A recent new debt offering of $155 million issued by Boardriders to Oaktree Capital Management and other lenders is being challenged by a group of previous lenders who see their rights subordinated in the new deal, which establishes collateral rights for them with regard to their previous debt of around $450 million.
They have asked the New York Supreme Court to unwind the transaction, accusing the new lenders of breaching the clauses of their original credit agreement with the parent company of Quiksilver, Billabong, Roxy and other action sports brands. They want the court to oblige the new lenders to buy enough of the debt to result in proportional participation by all lenders.
Oaktree, which is Boardriders’ controlling shareholder, is being accused in the suit of tortious interference for orchestrating the deal. The other defendants are said to include some French banks, apparently supported by the French government.
The plaintiffs note that Deutsche Bank, the former administrative agent for all the lenders under the older credit agreement, abruptly resigned when the deal was announced, citing the risk of litigation because the recapitalization was not being made on a pro-rata basis.

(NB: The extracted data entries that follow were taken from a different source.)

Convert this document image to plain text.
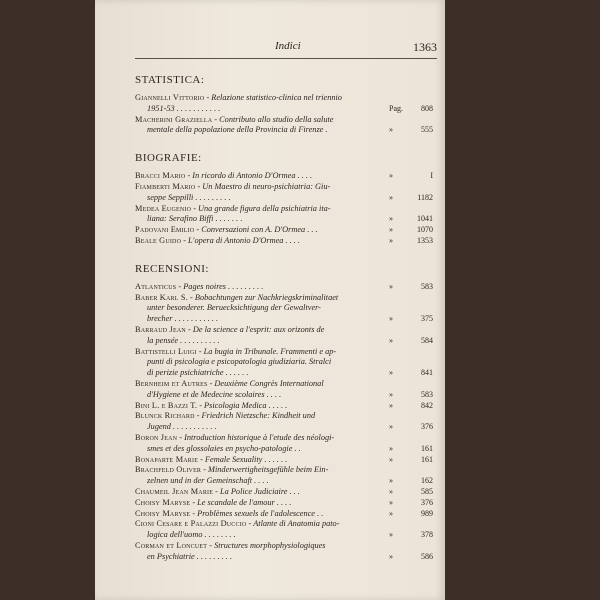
Indici	1363
STATISTICA:
Giannelli Vittorio - Relazione statistico-clinica nel triennio
1951-53 . . . . . . . . . . .	Pag. 808
Macherini Graziella - Contributo allo studio della salute
mentale della popolazione della Provincia di Firenze .	»	555
BIOGRAFIE:
Bracci Mario - In ricordo di Antonio D'Ormea . . . .	»	I
Fiamberti Mario - Un Maestro di neuro-psichiatria: Giu-
seppe Seppilli . . . . . . . . .	»	1182
Medea Eugenio - Una grande figura della psichiatria ita-
liana: Serafino Biffi . . . . . . .	»	1041
Padovani Emilio - Conversazioni con A. D'Ormea . . .	»	1070
Beale Guido - L'opera di Antonio D'Ormea . . . .	»	1353
RECENSIONI:
Atlanticus - Pages noires . . . . . . . . .	»	583
Baber Karl S. - Bobachtungen zur Nachkriegskriminalitaet
unter besonderer. Beruecksichtigung der Gewaltver-
brecher . . . . . . . . . . .	»	375
Barraud Jean - De la science a l'esprit: aux orizonts de
la pensée . . . . . . . . . .	»	584
Battistelli Luigi - La bugia in Tribunale. Frammenti e ap-
punti di psicologia e psicopatologia giudiziaria. Stralci
di perizie psichiatriche . . . . . .	»	841
Bernheim et Autres - Deuxième Congrès International
d'Hygiene et de Medecine scolaires . . . .	»	583
Bini L. e Bazzi T. - Psicologia Medica . . . . .	»	842
Blunck Richard - Friedrich Nietzsche: Kindheit und
Jugend . . . . . . . . . . .	»	376
Boron Jean - Introduction historique à l'etude des néologi-
smes et des glossolaies en psycho-patologie . .	»	161
Bonaparte Marie - Female Sexuality . . . . . .	»	161
Brachfeld Oliver - Minderwertigheitsgefühle beim Ein-
zelnen und in der Gemeinschaft . . . .	»	162
Chaumeil Jean Marie - La Police Judiciaire . . .	»	585
Choisy Maryse - Le scandale de l'amour . . . .	»	376
Choisy Maryse - Problèmes sexuels de l'adolescence . .	»	989
Cioni Cesare e Palazzi Duccio - Atlante di Anatomia pato-
logica dell'uomo . . . . . . . .	»	378
Corman et Loncuet - Structures morphophysiologiques
en Psychiatrie . . . . . . . . .	»	586
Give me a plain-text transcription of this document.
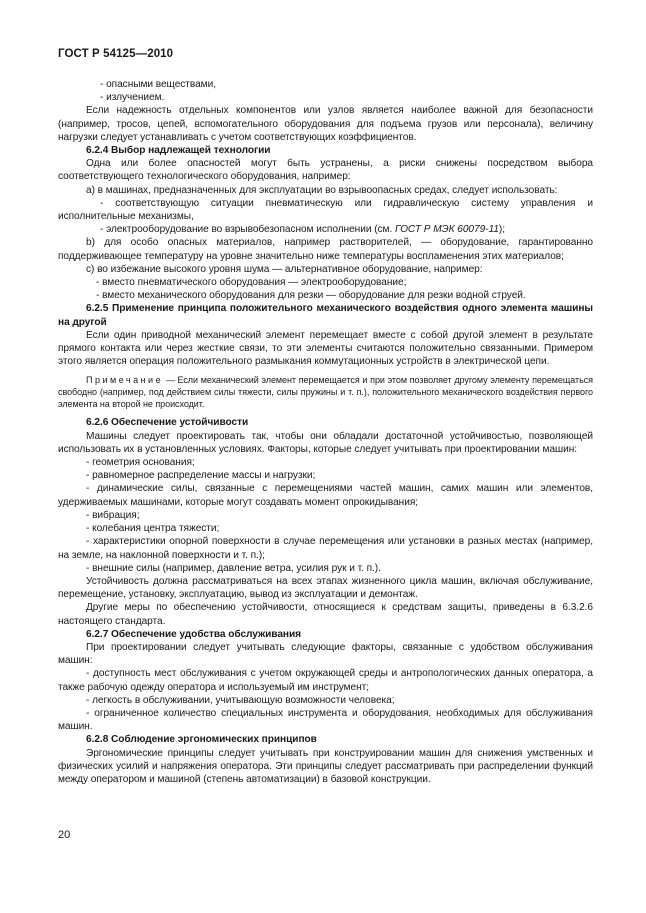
ГОСТ Р 54125—2010

- опасными веществами,

- излучением.

Если надежность отдельных компонентов или узлов является наиболее важной для безопасности (например, тросов, цепей, вспомогательного оборудования для подъема грузов или персонала), величину нагрузки следует устанавливать с учетом соответствующих коэффициентов.

6.2.4 Выбор надлежащей технологии

Одна или более опасностей могут быть устранены, а риски снижены посредством выбора соответствующего технологического оборудования, например:

а) в машинах, предназначенных для эксплуатации во взрывоопасных средах, следует использовать:

- соответствующую ситуации пневматическую или гидравлическую систему управления и исполнительные механизмы,

- электрооборудование во взрывобезопасном исполнении (см. ГОСТ Р МЭК 60079-11);

b) для особо опасных материалов, например растворителей, — оборудование, гарантированно поддерживающее температуру на уровне значительно ниже температуры воспламенения этих материалов;

с) во избежание высокого уровня шума — альтернативное оборудование, например:

- вместо пневматического оборудования — электрооборудование;

- вместо механического оборудования для резки — оборудование для резки водной струей.

6.2.5 Применение принципа положительного механического воздействия одного элемента машины на другой

Если один приводной механический элемент перемещает вместе с собой другой элемент в результате прямого контакта или через жесткие связи, то эти элементы считаются положительно связанными. Примером этого является операция положительного размыкания коммутационных устройств в электрической цепи.

Примечание — Если механический элемент перемещается и при этом позволяет другому элементу перемещаться свободно (например, под действием силы тяжести, силы пружины и т. п.), положительного механического воздействия первого элемента на второй не происходит.

6.2.6 Обеспечение устойчивости

Машины следует проектировать так, чтобы они обладали достаточной устойчивостью, позволяющей использовать их в установленных условиях. Факторы, которые следует учитывать при проектировании машин:

- геометрия основания;

- равномерное распределение массы и нагрузки;

- динамические силы, связанные с перемещениями частей машин, самих машин или элементов, удерживаемых машинами, которые могут создавать момент опрокидывания;

- вибрация;

- колебания центра тяжести;

- характеристики опорной поверхности в случае перемещения или установки в разных местах (например, на земле, на наклонной поверхности и т. п.);

- внешние силы (например, давление ветра, усилия рук и т. п.).

Устойчивость должна рассматриваться на всех этапах жизненного цикла машин, включая обслуживание, перемещение, установку, эксплуатацию, вывод из эксплуатации и демонтаж.

Другие меры по обеспечению устойчивости, относящиеся к средствам защиты, приведены в 6.3.2.6 настоящего стандарта.

6.2.7 Обеспечение удобства обслуживания

При проектировании следует учитывать следующие факторы, связанные с удобством обслуживания машин:

- доступность мест обслуживания с учетом окружающей среды и антропологических данных оператора, а также рабочую одежду оператора и используемый им инструмент;

- легкость в обслуживании, учитывающую возможности человека;

- ограниченное количество специальных инструмента и оборудования, необходимых для обслуживания машин.

6.2.8 Соблюдение эргономических принципов

Эргономические принципы следует учитывать при конструировании машин для снижения умственных и физических усилий и напряжения оператора. Эти принципы следует рассматривать при распределении функций между оператором и машиной (степень автоматизации) в базовой конструкции.

20
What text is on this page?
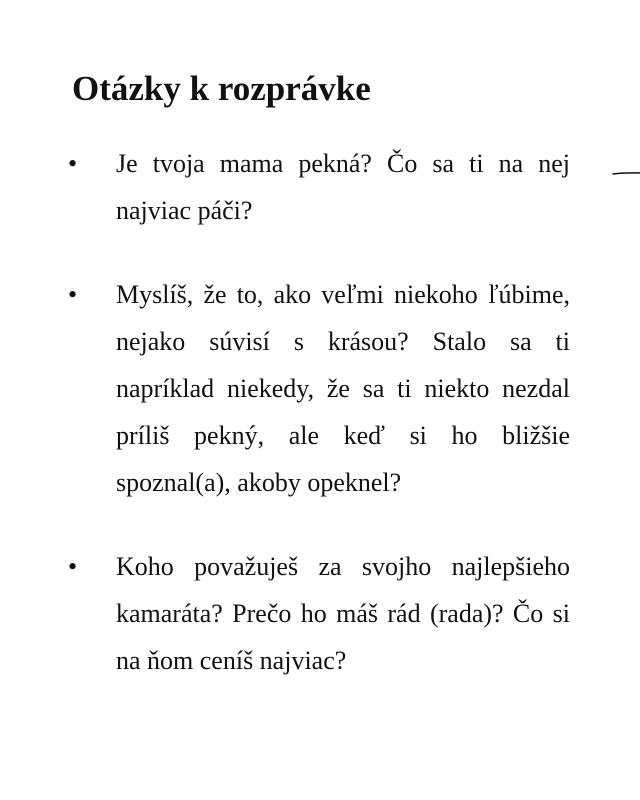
Otázky k rozprávke
• Je tvoja mama pekná? Čo sa ti na nej najviac páči?
• Myslíš, že to, ako veľmi niekoho ľúbime, nejako súvisí s krásou? Stalo sa ti napríklad niekedy, že sa ti niekto nezdal príliš pekný, ale keď si ho bližšie spoznal(a), akoby opeknel?
• Koho považuješ za svojho najlepšieho kamaráta? Prečo ho máš rád (rada)? Čo si na ňom ceníš najviac?
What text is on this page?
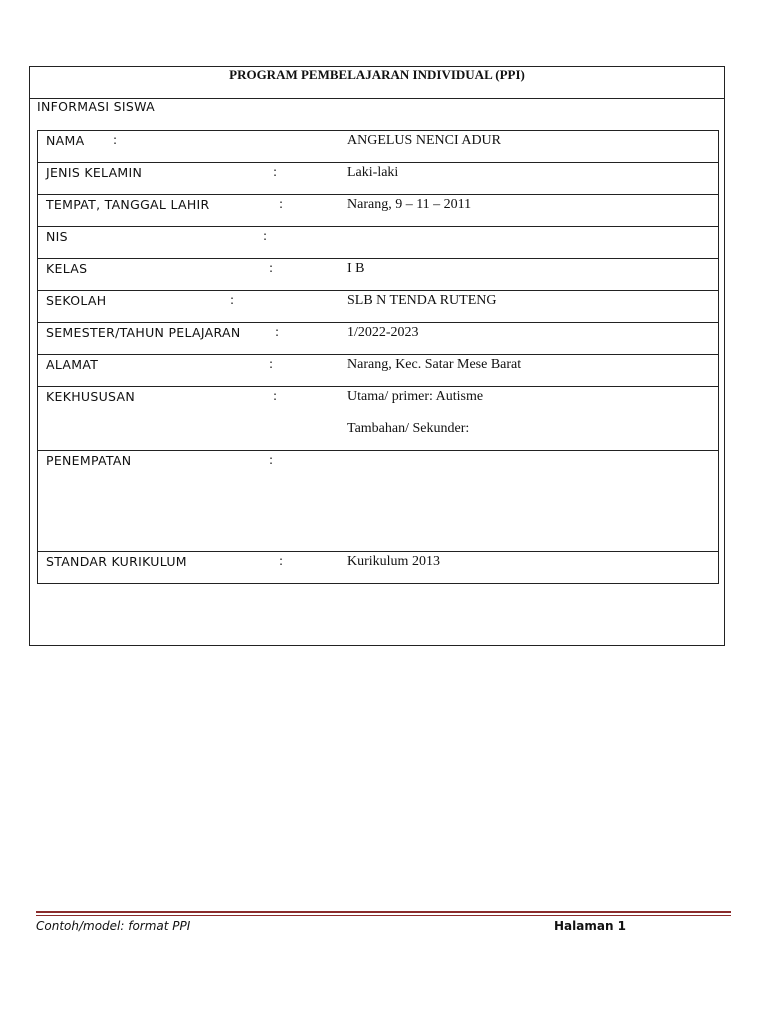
PROGRAM PEMBELAJARAN INDIVIDUAL (PPI)
INFORMASI SISWA
NAMA :	ANGELUS NENCI ADUR
JENIS KELAMIN	:	Laki-laki
TEMPAT, TANGGAL LAHIR	:	Narang, 9 – 11 – 2011
NIS	:
KELAS	:	I B
SEKOLAH	:	SLB N TENDA RUTENG
SEMESTER/TAHUN PELAJARAN	:	1/2022-2023
ALAMAT	:	Narang, Kec. Satar Mese Barat
KEKHUSUSAN	:	Utama/ primer: Autisme
Tambahan/ Sekunder:
PENEMPATAN	:
STANDAR KURIKULUM	:	Kurikulum 2013
Contoh/model: format PPI	Halaman 1
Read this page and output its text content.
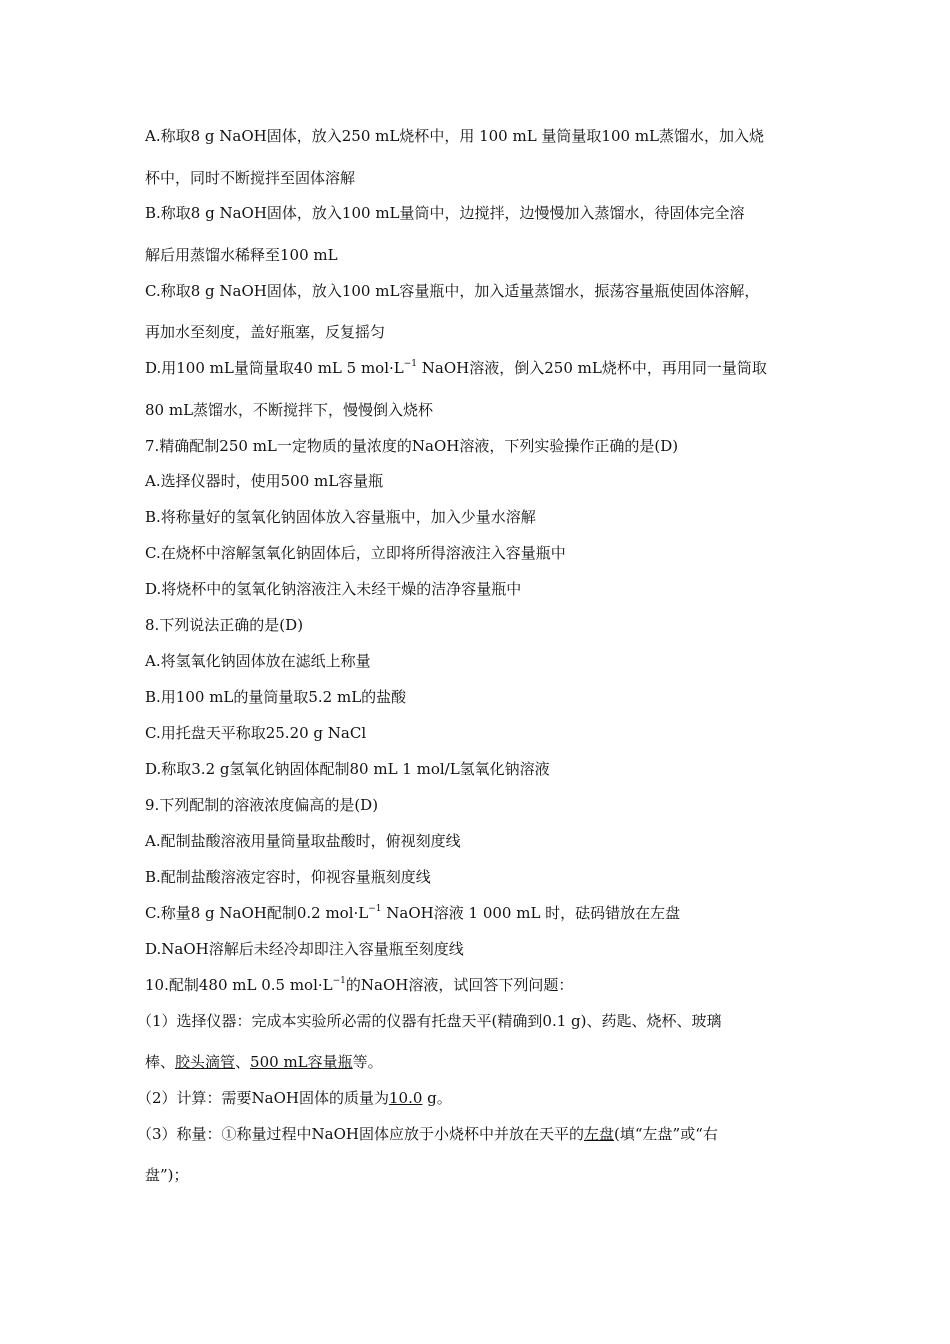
A.称取8 g NaOH固体，放入250 mL烧杯中，用 100 mL 量筒量取100 mL蒸馏水，加入烧
杯中，同时不断搅拌至固体溶解
B.称取8 g NaOH固体，放入100 mL量筒中，边搅拌，边慢慢加入蒸馏水，待固体完全溶
解后用蒸馏水稀释至100 mL
C.称取8 g NaOH固体，放入100 mL容量瓶中，加入适量蒸馏水，振荡容量瓶使固体溶解，
再加水至刻度，盖好瓶塞，反复摇匀
D.用100 mL量筒量取40 mL 5 $mol\cdot L^{-1}$ NaOH溶液，倒入250 mL烧杯中，再用同一量筒取
80 mL蒸馏水，不断搅拌下，慢慢倒入烧杯
7.精确配制250 mL一定物质的量浓度的NaOH溶液，下列实验操作正确的是(D)
A.选择仪器时，使用500 mL容量瓶
B.将称量好的氢氧化钠固体放入容量瓶中，加入少量水溶解
C.在烧杯中溶解氢氧化钠固体后，立即将所得溶液注入容量瓶中
D.将烧杯中的氢氧化钠溶液注入未经干燥的洁净容量瓶中
8.下列说法正确的是(D)
A.将氢氧化钠固体放在滤纸上称量
B.用100 mL的量筒量取5.2 mL的盐酸
C.用托盘天平称取25.20 g NaCl
D.称取3.2 g氢氧化钠固体配制80 mL 1 mol/L氢氧化钠溶液
9.下列配制的溶液浓度偏高的是(D)
A.配制盐酸溶液用量筒量取盐酸时，俯视刻度线
B.配制盐酸溶液定容时，仰视容量瓶刻度线
C.称量8 g NaOH配制0.2 $mol\cdot L^{-1}$ NaOH溶液 1 000 mL 时，砝码错放在左盘
D.NaOH溶解后未经冷却即注入容量瓶至刻度线
10.配制480 mL 0.5 $mol\cdot L^{-1}$的NaOH溶液，试回答下列问题：
（1）选择仪器：完成本实验所必需的仪器有托盘天平(精确到0.1 g)、药匙、烧杯、玻璃
棒、胶头滴管、500 mL容量瓶等。
（2）计算：需要NaOH固体的质量为10.0 g。
（3）称量：①称量过程中NaOH固体应放于小烧杯中并放在天平的左盘(填“左盘”或“右
盘”)；
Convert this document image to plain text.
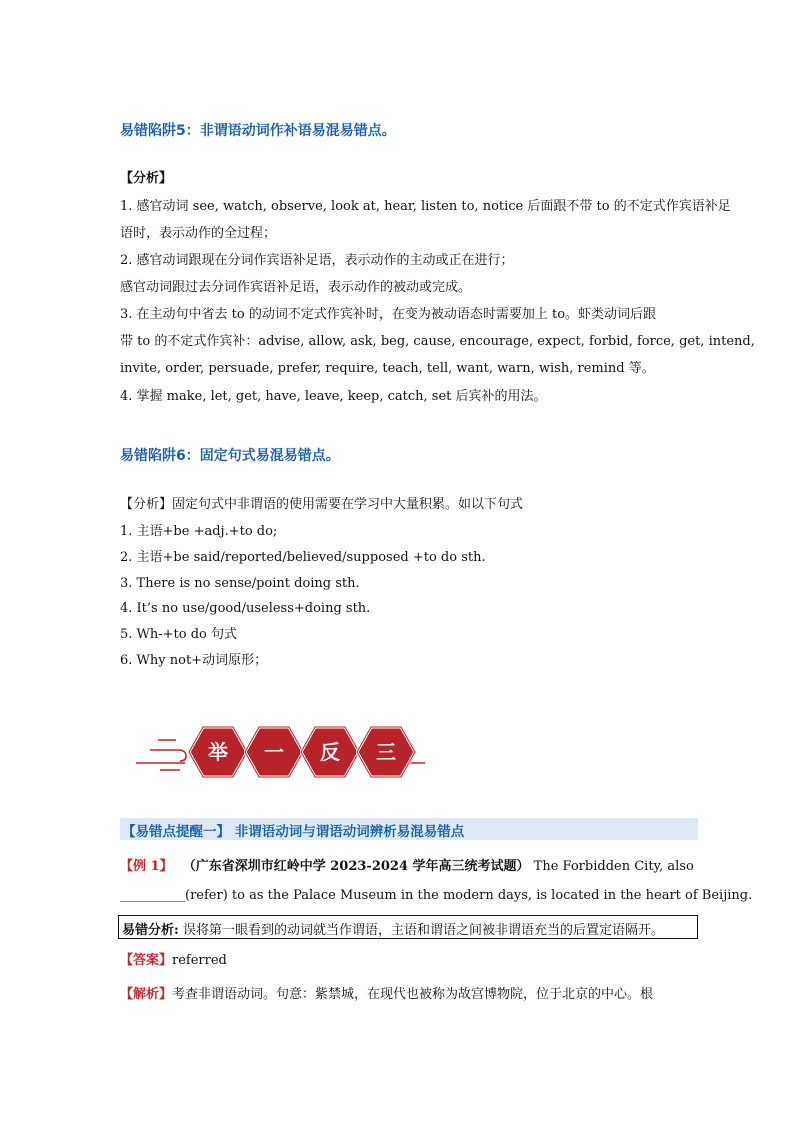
易错陷阱5：非谓语动词作补语易混易错点。
【分析】
1. 感官动词 see, watch, observe, look at, hear, listen to, notice 后面跟不带 to 的不定式作宾语补足
语时，表示动作的全过程；
2. 感官动词跟现在分词作宾语补足语，表示动作的主动或正在进行；
感官动词跟过去分词作宾语补足语，表示动作的被动或完成。
3. 在主动句中省去 to 的动词不定式作宾补时，在变为被动语态时需要加上 to。虾类动词后跟
带 to 的不定式作宾补：advise, allow, ask, beg, cause, encourage, expect, forbid, force, get, intend,
invite, order, persuade, prefer, require, teach, tell, want, warn, wish, remind 等。
4. 掌握 make, let, get, have, leave, keep, catch, set 后宾补的用法。
易错陷阱6：固定句式易混易错点。
【分析】固定句式中非谓语的使用需要在学习中大量积累。如以下句式
1. 主语+be +adj.+to do;
2. 主语+be said/reported/believed/supposed +to do sth.
3. There is no sense/point doing sth.
4. It’s no use/good/useless+doing sth.
5. Wh-+to do 句式
6. Why not+动词原形；
举	一	反	三
【易错点提醒一】 非谓语动词与谓语动词辨析易混易错点
【例 1】 （广东省深圳市红岭中学 2023-2024 学年高三统考试题） The Forbidden City, also
__________(refer) to as the Palace Museum in the modern days, is located in the heart of Beijing.
易错分析: 误将第一眼看到的动词就当作谓语，主语和谓语之间被非谓语充当的后置定语隔开。
【答案】referred
【解析】考查非谓语动词。句意：紫禁城，在现代也被称为故宫博物院，位于北京的中心。根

Under the new deal, some former debt holders were offered an opportunity to exchange $321 million in old term loan debt for the new debt at par, even though the old loans were trading in the open market at about half the original value and only as long as they would lend an additional $110 million to Boardriders.
Furthermore, the new agreement has eliminated various covenants and reporting requirements that protected the lenders.
As previously reported, in September, Standard & Poor’s took initially a critical stance toward the “super senior term loan” arranged with the new lenders. The rating agency said the new offering was “tantamount to a default” because the company is “distressed” and its lenders were not adequately compensated for accepting a more junior position in the capital structure. It reported at the time that Oaktree was contributing $65 million to the new offering and other existing lenders $45 million, accompanied by a $45 million credit facility backed by an unnamed European government.
Shortly afterwards, S&P upgraded Boardriders’ credit rating on the grounds that the company needed the money to implement its turnaround. It noted, however, that one the loan’s tranches has a high leverage covenant of 6.5 times Ebitda, and that a default may still become inevitable within six months if the company’s turnaround plan is not successful.